Ah . . . back from vacation.  Ready for the new year that lies ahead.  I am really excited about the coming year.  It is going to be a great year as we learn together more and more what it really means to love God and love others and then do it.  That of course is the key.  For us to merely learn about it does us no good if we don’t actually start doing it.  So, anyway, vacation was very good.  Spent some time in Lancaster with friends.  Did some fishing with the kids (Alyssa caught a huge largemouth bass) and a lot of bike riding.  After that we went over to NJ and stayed with my mom for a week.  More bike riding, hanging with my brother, Matt and my new sister-in-law, Amy and visiting with friends.  On Sunday the 24th we went to the church I grew up in, First Baptist Church of Toms River.  So much has changed and so much remains the same.  As I was flipping through the bulletin, I came across a devotional or letter that the pastor writes each week to the congregation.  I recognized the person being spoken of in the illustration.  It was my mother.  She had just told me about the incident and that she told the pastor.  What was written was so well done that I wanted to share part of it with all of you and challenge you to think hard about it, meditate on it, search your soul and listen to what the Holy Spirit is saying to your heart.
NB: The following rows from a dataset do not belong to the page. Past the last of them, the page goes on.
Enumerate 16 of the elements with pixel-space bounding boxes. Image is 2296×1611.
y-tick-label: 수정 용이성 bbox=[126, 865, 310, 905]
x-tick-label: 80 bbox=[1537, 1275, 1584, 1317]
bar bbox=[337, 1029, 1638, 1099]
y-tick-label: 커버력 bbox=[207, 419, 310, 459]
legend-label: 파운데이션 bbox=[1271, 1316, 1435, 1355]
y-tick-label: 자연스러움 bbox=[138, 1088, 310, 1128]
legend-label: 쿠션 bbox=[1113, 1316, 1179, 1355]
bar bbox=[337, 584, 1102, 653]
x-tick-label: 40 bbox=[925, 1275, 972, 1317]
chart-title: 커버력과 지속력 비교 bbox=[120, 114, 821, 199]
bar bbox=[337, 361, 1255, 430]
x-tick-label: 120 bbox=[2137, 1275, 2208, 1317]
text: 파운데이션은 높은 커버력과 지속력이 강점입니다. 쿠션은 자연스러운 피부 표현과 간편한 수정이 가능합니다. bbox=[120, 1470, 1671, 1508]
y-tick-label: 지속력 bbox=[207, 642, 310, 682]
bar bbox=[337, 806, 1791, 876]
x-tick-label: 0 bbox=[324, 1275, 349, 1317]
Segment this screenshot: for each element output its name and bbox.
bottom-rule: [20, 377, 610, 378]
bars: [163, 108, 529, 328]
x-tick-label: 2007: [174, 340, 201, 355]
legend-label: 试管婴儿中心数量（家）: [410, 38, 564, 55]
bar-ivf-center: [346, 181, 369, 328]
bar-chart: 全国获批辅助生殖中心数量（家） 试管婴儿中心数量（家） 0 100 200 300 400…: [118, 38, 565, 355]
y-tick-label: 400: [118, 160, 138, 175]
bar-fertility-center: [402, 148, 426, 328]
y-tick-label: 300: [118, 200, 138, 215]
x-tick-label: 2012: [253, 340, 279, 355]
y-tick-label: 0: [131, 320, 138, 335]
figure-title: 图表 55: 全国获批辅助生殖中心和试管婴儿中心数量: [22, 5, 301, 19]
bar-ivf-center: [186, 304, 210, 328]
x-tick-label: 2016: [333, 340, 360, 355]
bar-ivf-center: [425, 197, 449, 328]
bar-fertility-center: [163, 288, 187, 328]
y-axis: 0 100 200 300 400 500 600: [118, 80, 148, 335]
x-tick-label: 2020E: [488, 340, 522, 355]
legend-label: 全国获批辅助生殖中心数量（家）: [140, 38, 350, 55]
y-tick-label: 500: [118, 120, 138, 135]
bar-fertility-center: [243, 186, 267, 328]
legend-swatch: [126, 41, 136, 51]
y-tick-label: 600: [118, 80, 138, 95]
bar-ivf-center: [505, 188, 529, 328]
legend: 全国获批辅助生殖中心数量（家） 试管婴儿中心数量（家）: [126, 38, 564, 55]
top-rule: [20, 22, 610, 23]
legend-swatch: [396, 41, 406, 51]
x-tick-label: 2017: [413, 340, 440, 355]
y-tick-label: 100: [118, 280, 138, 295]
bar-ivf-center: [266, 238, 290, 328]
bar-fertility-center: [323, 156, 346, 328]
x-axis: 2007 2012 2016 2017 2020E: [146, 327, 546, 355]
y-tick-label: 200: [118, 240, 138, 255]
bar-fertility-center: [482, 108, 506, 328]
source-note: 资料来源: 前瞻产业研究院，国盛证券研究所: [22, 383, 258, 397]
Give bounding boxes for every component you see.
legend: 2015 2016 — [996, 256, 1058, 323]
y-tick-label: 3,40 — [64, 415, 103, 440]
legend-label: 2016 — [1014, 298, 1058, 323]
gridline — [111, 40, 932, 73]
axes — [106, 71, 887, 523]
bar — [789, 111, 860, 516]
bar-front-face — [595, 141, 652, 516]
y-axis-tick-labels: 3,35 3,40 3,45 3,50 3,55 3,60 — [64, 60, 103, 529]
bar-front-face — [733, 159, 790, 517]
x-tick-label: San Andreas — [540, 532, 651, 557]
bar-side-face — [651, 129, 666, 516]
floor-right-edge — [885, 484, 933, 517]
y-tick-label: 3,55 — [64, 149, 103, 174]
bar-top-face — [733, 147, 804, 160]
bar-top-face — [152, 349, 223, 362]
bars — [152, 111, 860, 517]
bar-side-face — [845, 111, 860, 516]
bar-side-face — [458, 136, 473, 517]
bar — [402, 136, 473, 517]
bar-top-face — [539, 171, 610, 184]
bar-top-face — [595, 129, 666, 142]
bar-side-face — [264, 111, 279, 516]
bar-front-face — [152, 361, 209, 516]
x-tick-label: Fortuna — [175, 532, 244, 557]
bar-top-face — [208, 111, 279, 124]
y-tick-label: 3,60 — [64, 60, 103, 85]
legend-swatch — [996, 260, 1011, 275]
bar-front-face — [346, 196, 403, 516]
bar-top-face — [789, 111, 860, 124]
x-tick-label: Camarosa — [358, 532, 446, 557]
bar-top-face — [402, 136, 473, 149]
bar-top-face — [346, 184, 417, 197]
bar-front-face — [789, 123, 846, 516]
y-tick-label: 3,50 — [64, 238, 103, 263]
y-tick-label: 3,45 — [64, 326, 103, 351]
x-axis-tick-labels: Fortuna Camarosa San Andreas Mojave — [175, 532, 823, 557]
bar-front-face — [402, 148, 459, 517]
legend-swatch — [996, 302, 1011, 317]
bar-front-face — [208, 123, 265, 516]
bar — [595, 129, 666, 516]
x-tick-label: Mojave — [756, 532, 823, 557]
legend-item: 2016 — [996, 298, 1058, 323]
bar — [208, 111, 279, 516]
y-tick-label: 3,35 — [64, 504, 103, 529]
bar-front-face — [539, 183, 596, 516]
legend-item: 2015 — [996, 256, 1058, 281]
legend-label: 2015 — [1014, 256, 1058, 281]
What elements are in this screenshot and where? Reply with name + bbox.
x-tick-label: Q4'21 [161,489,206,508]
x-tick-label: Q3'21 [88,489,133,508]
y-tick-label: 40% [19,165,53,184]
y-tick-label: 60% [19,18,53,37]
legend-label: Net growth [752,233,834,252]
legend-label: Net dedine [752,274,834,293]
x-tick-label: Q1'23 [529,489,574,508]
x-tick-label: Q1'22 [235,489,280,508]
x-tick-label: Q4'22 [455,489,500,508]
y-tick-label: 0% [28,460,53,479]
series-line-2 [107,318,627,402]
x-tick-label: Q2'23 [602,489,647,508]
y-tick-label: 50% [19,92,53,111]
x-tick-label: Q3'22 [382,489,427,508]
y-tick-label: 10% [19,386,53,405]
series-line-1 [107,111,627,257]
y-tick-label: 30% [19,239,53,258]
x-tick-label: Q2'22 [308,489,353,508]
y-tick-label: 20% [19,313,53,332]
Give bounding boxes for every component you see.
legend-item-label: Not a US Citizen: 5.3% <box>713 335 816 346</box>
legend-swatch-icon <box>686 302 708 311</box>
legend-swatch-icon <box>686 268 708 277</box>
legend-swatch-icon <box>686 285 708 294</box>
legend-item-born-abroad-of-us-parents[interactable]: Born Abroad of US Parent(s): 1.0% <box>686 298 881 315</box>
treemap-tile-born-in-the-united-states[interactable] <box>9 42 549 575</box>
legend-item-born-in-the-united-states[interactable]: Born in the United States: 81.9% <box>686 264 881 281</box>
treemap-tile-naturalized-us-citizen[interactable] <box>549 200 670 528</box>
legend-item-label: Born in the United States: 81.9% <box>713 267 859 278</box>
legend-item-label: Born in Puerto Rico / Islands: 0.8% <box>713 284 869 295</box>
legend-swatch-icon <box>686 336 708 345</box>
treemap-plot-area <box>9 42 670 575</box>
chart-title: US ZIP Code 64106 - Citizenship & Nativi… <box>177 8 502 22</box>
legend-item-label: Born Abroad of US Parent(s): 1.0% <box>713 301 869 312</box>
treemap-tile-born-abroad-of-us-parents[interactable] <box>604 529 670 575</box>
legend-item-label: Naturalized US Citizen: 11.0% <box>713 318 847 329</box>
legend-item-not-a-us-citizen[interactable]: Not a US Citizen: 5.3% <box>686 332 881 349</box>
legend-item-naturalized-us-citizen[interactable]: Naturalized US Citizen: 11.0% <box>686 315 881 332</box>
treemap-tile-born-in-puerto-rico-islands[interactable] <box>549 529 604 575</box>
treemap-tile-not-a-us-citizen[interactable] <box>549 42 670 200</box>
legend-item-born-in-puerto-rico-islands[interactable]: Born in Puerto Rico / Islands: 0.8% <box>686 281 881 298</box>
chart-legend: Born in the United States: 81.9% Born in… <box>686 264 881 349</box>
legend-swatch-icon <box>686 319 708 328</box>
Many of us now have the benefit of GPS navigation tools in our cars.  One of the women in our church told me this week that her son gave her a GPS unit for her car.  She listens to the directions when she is comfortable with them, and does her own thing when she is not sure about the GPS directions.

It occurred to me that her response to GPS is much like our response to God and His Word.  When biblical instruction is comfortable to us, we have no problem obeying.  When the Bible pulls us out of our comfort zone, we often choose our own way over God’s way.

I wonder if God’s people will ever learn the simple practice of godly obedience.  What will God need to do in our lives to bring us to the place of responding “yes” to everything God says?  In our brokenness, we still believe that we know better than God does.  I wonder if we know the danger we bring to our lives by thinking this way.  Where might you and I be living as though we are smarter than God?  If we were to choose simple and complete obedience to God, what must change?  (Pastor John Strain)

 How will you answer those questions?